AT&T herstelt van uitval in meerdere staten na bomaanslag in Nashville

AT&T zegt dat zijn diensten grotendeels hersteld zijn van een bomaanslag die met kerstmis in meerdere staten internetstoringen veroorzaakte. Bij de explosie van een camper in Nashville raakten drie mensen gewond en werd een deel van het centrum van de stad verwoest, waaronder “aanzienlijke schade” aan een belangrijke transmissiefaciliteit van AT&T. Hierdoor vielen draadloze en bekabelde netwerken in delen van Tennessee, Kentucky en Alabama uit – waardoor de telefoondienst, sommige 911-netwerken en de communicatie op de internationale luchthaven van Nashville werd verstoord, die als gevolg daarvan kort vluchten aan de grond hield.

Het AT&T-gebouw, dat zich op een steenworp afstand van de bekendere kantoortoren van het bedrijf bevindt, biedt een regionaal netwerkverbindingspunt naast de lokale service. De ontploffing beschadigde naar verluidt de structuur en de gevel van het gebouw. In combinatie met water- en brandschade schakelde het de noodgeneratoren uit die het netwerk van AT&T draaiende moesten houden.

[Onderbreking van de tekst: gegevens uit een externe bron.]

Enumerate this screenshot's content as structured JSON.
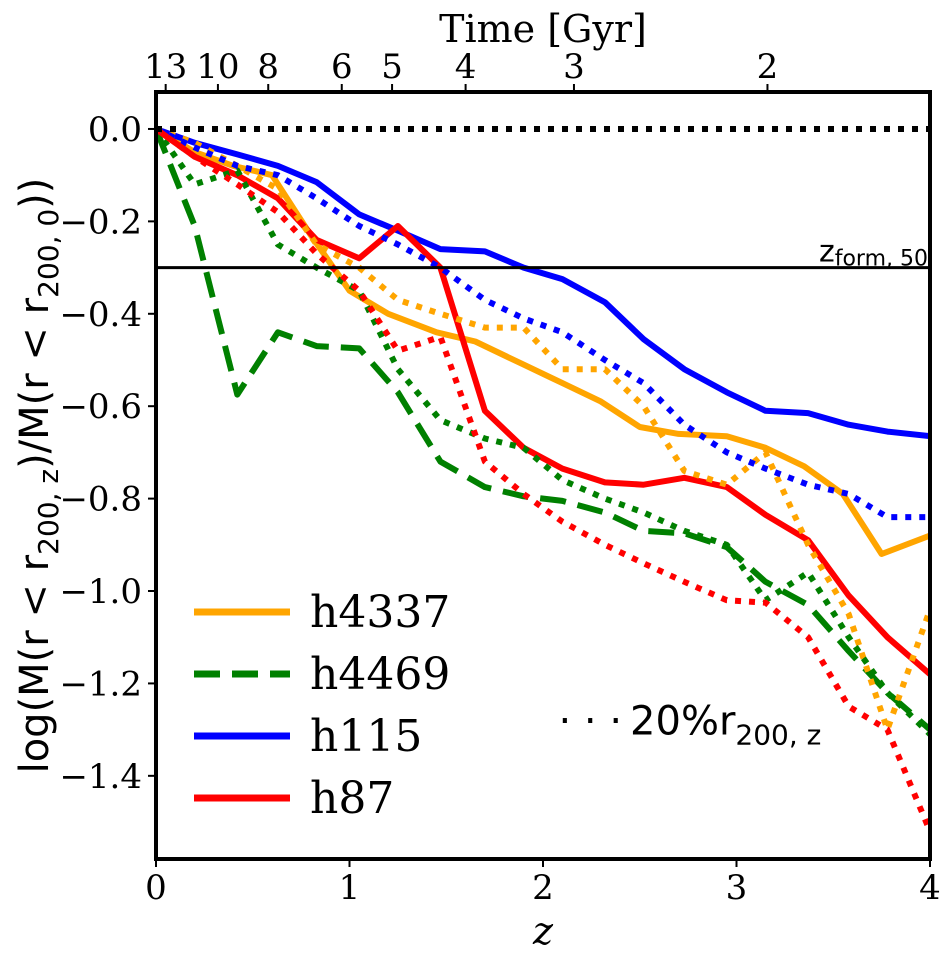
{
  "chart_data": {
    "type": "line",
    "xlabel": "z",
    "ylabel_parts": {
      "a": "log(M(r < r",
      "a_sub": "200, z",
      "b": ")/M(r < r",
      "b_sub": "200, 0",
      "c": "))"
    },
    "top_xlabel": "Time [Gyr]",
    "xlim": [
      0,
      4
    ],
    "ylim": [
      -1.58,
      0.08
    ],
    "xticks": [
      0,
      1,
      2,
      3,
      4
    ],
    "xtick_labels": [
      "0",
      "1",
      "2",
      "3",
      "4"
    ],
    "yticks": [
      0.0,
      -0.2,
      -0.4,
      -0.6,
      -0.8,
      -1.0,
      -1.2,
      -1.4
    ],
    "ytick_labels": [
      "0.0",
      "−0.2",
      "−0.4",
      "−0.6",
      "−0.8",
      "−1.0",
      "−1.2",
      "−1.4"
    ],
    "top_ticks": [
      {
        "label": "13",
        "z": 0.05
      },
      {
        "label": "10",
        "z": 0.32
      },
      {
        "label": "8",
        "z": 0.58
      },
      {
        "label": "6",
        "z": 0.96
      },
      {
        "label": "5",
        "z": 1.22
      },
      {
        "label": "4",
        "z": 1.6
      },
      {
        "label": "3",
        "z": 2.16
      },
      {
        "label": "2",
        "z": 3.16
      }
    ],
    "hline": {
      "y": -0.3,
      "label": "z",
      "label_sub": "form, 50"
    },
    "reference": {
      "y": 0.0,
      "style": "dotted"
    },
    "note": {
      "dots": "· · ·",
      "text": "20%r",
      "sub": "200, z",
      "x": 2.08,
      "y": -1.28
    },
    "legend": [
      {
        "name": "h4337",
        "color": "#ffa500",
        "style": "solid"
      },
      {
        "name": "h4469",
        "color": "#008000",
        "style": "dashed"
      },
      {
        "name": "h115",
        "color": "#0000ff",
        "style": "solid"
      },
      {
        "name": "h87",
        "color": "#ff0000",
        "style": "solid"
      }
    ],
    "series": [
      {
        "name": "h4337",
        "color": "#ffa500",
        "style": "solid",
        "x": [
          0,
          0.2,
          0.4,
          0.6,
          0.8,
          1.0,
          1.2,
          1.45,
          1.65,
          1.9,
          2.1,
          2.3,
          2.5,
          2.7,
          2.95,
          3.15,
          3.35,
          3.55,
          3.75,
          4.0
        ],
        "y": [
          0.0,
          -0.05,
          -0.08,
          -0.1,
          -0.23,
          -0.35,
          -0.4,
          -0.44,
          -0.46,
          -0.51,
          -0.55,
          -0.59,
          -0.645,
          -0.66,
          -0.665,
          -0.69,
          -0.73,
          -0.79,
          -0.92,
          -0.88
        ]
      },
      {
        "name": "h4469",
        "color": "#008000",
        "style": "dashed",
        "x": [
          0,
          0.2,
          0.42,
          0.63,
          0.83,
          1.05,
          1.25,
          1.47,
          1.7,
          1.9,
          2.1,
          2.32,
          2.52,
          2.73,
          2.95,
          3.15,
          3.37,
          3.58,
          3.78,
          4.0
        ],
        "y": [
          0.0,
          -0.21,
          -0.575,
          -0.44,
          -0.47,
          -0.475,
          -0.57,
          -0.72,
          -0.775,
          -0.795,
          -0.805,
          -0.83,
          -0.87,
          -0.875,
          -0.905,
          -0.98,
          -1.03,
          -1.13,
          -1.22,
          -1.3
        ]
      },
      {
        "name": "h115",
        "color": "#0000ff",
        "style": "solid",
        "x": [
          0,
          0.2,
          0.42,
          0.63,
          0.83,
          1.05,
          1.25,
          1.47,
          1.7,
          1.9,
          2.1,
          2.32,
          2.52,
          2.73,
          2.95,
          3.15,
          3.37,
          3.58,
          3.78,
          4.0
        ],
        "y": [
          0.0,
          -0.03,
          -0.055,
          -0.08,
          -0.115,
          -0.185,
          -0.22,
          -0.26,
          -0.265,
          -0.3,
          -0.325,
          -0.375,
          -0.455,
          -0.52,
          -0.57,
          -0.61,
          -0.615,
          -0.64,
          -0.655,
          -0.665
        ]
      },
      {
        "name": "h87",
        "color": "#ff0000",
        "style": "solid",
        "x": [
          0,
          0.2,
          0.42,
          0.63,
          0.83,
          1.05,
          1.25,
          1.47,
          1.7,
          1.9,
          2.1,
          2.32,
          2.52,
          2.73,
          2.95,
          3.15,
          3.37,
          3.58,
          3.78,
          4.0
        ],
        "y": [
          0.0,
          -0.06,
          -0.1,
          -0.15,
          -0.24,
          -0.28,
          -0.21,
          -0.3,
          -0.61,
          -0.69,
          -0.735,
          -0.765,
          -0.77,
          -0.755,
          -0.775,
          -0.835,
          -0.89,
          -1.01,
          -1.1,
          -1.18
        ]
      },
      {
        "name": "h4337 (20%r200,z)",
        "color": "#ffa500",
        "style": "dotted",
        "x": [
          0,
          0.2,
          0.42,
          0.63,
          0.83,
          1.05,
          1.25,
          1.47,
          1.7,
          1.9,
          2.1,
          2.32,
          2.52,
          2.73,
          2.95,
          3.15,
          3.37,
          3.58,
          3.78,
          4.0
        ],
        "y": [
          0.0,
          -0.03,
          -0.08,
          -0.13,
          -0.25,
          -0.3,
          -0.37,
          -0.4,
          -0.43,
          -0.43,
          -0.52,
          -0.52,
          -0.6,
          -0.74,
          -0.77,
          -0.7,
          -0.9,
          -1.05,
          -1.3,
          -1.04
        ]
      },
      {
        "name": "h4469 (20%r200,z)",
        "color": "#008000",
        "style": "dotted",
        "x": [
          0,
          0.2,
          0.42,
          0.63,
          0.83,
          1.05,
          1.25,
          1.47,
          1.7,
          1.9,
          2.1,
          2.32,
          2.52,
          2.73,
          2.95,
          3.15,
          3.37,
          3.58,
          3.78,
          4.0
        ],
        "y": [
          0.0,
          -0.12,
          -0.09,
          -0.25,
          -0.3,
          -0.35,
          -0.52,
          -0.63,
          -0.67,
          -0.69,
          -0.76,
          -0.8,
          -0.83,
          -0.87,
          -0.9,
          -1.02,
          -0.96,
          -1.1,
          -1.22,
          -1.31
        ]
      },
      {
        "name": "h115 (20%r200,z)",
        "color": "#0000ff",
        "style": "dotted",
        "x": [
          0,
          0.2,
          0.42,
          0.63,
          0.83,
          1.05,
          1.25,
          1.47,
          1.7,
          1.9,
          2.1,
          2.32,
          2.52,
          2.73,
          2.95,
          3.15,
          3.37,
          3.58,
          3.78,
          4.0
        ],
        "y": [
          0.0,
          -0.04,
          -0.08,
          -0.1,
          -0.15,
          -0.21,
          -0.25,
          -0.3,
          -0.37,
          -0.41,
          -0.44,
          -0.5,
          -0.55,
          -0.64,
          -0.7,
          -0.735,
          -0.77,
          -0.79,
          -0.84,
          -0.84
        ]
      },
      {
        "name": "h87 (20%r200,z)",
        "color": "#ff0000",
        "style": "dotted",
        "x": [
          0,
          0.2,
          0.42,
          0.63,
          0.83,
          1.05,
          1.25,
          1.47,
          1.7,
          1.9,
          2.1,
          2.32,
          2.52,
          2.73,
          2.95,
          3.15,
          3.37,
          3.58,
          3.78,
          4.0
        ],
        "y": [
          0.0,
          -0.06,
          -0.12,
          -0.18,
          -0.27,
          -0.35,
          -0.48,
          -0.45,
          -0.72,
          -0.79,
          -0.85,
          -0.9,
          -0.94,
          -0.98,
          -1.02,
          -1.025,
          -1.1,
          -1.25,
          -1.3,
          -1.52
        ]
      }
    ]
  }
}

Het resultaat was dagenlange gedeeltelijke uitval van de dienstverlening, deels opgevangen door noodcel-sites. AT&T schort ook de kosten van data-overage op in delen van Tennessee, Kentucky, Indiana, Alabama, Georgia, Illinois en Missouri gedurende de laatste vijf dagen van december.

AT&T zette draagbare cellensites in rond Nashville terwijl het regionaal netwerkverkeer omleidde en probeerde de stroom van het gebouw te herstellen. Het meldde op zondag dat het 96 procent van zijn draadloze netwerk, 60 procent van de zakelijke diensten en 86 procent van de breedband en entertainment voor consumenten had hersteld. Vanaf vandaag was “bijna alle” consumentendienst hersteld. AT&T handhaaft echter 11 draagbare celsites, en volgens het bedrijf beperkt het nog steeds het stroomverbruik in het gebouw om overbelasting van zijn generatoren te voorkomen.

“We zijn begonnen met het uitschakelen van draagbare sites die niet langer nodig zijn gezien het herstel van de dienstverlening,” zei CEO Jeff McElfresh in een verklaring op maandag, “maar we zullen middelen klaar hebben staan in de regio als dat nodig is.”

Federale rechtshandhaving noemde de 63-jarige Anthony Quinn Warner als de bommenlegger, en ze hebben gemeld dat Warner stierf in de explosie. Hoewel Warner zijn camper dicht bij het AT&T-transmissiegebouw parkeerde, hebben onderzoekers niet geconcludeerd of hij het opzettelijk als doelwit had, noch hebben ze een motief voor de aanval verklaard.

Lokaal nieuws outlet WSMV meldde dat wetshandhavers een FBI-tipgever hadden gevraagd of Warner misschien gemotiveerd was door 5G-netwerkparanoia – een ongefundeerde samenzweringstheorie die ertoe heeft geleid dat mensen netwerkingenieurs lastigvallen die aan de technologie werken. Maar de tipgever, een makelaar die met een “Tony Warner” had gewerkt, zei dat de man 5G niet met hem had besproken.

De FBI zei op zondag dat het “nog vroeg in het onderzoek” was. Wat het motief ook was, de bomaanslag deed een belangrijk deel van de Amerikaanse internetinfrastructuur dagenlang schudden – ook al is het nu grotendeels hersteld.